Seit anderthalb Jahren kümmert sich Andreas Keßler im Süden Tempelhofs um schwierige Schüler. Mit seiner Kollegin vom Verein Jakus sorgt der Psychologe dafür, dass notorische Schulschwänzer ihre Probleme überwinden und wieder regelmäßig am Unterricht teilnehmen. Kessler und eine Kollegin betreuen 22 Jugendliche der Theodor-Haubach-Oberschule und der Solling-Schule im Rahmen des bundesweit als wegweisend gepriesenen Projektes „Zweite Chance“, das vom Europäischen Sozialfonds (ESF) bezahlt wird.
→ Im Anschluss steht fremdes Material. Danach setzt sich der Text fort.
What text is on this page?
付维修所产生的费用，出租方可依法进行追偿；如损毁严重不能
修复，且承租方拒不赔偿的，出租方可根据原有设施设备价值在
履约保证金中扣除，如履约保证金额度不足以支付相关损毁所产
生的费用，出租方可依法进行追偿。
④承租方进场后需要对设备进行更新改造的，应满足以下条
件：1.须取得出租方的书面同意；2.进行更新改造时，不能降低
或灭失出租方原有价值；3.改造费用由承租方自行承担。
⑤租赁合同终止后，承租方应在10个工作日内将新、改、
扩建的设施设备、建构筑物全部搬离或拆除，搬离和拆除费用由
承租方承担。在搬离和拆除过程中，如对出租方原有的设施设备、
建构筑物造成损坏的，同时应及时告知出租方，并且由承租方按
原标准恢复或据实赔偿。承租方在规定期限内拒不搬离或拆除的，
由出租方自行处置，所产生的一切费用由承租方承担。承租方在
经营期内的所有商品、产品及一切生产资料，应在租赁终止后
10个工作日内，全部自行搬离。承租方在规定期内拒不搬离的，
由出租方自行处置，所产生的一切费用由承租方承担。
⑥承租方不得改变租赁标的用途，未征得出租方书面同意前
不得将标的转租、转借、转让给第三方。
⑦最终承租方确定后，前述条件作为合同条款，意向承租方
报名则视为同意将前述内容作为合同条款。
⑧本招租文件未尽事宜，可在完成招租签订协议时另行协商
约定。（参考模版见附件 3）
Aber nun droht Keßler ebenso wie seinen Kollegen an zehn weiteren Standorten der Zweiten Chance in Berlin das Aus. Das Bundesfamilienministerium plant, die ESF-Mittel für das Programm vom nächsten Schuljahr an zu halbieren. „Dann werden mehr Schüler durch den Rost fallen und ohne Hilfe bleiben“, befürchtet der Psychologe.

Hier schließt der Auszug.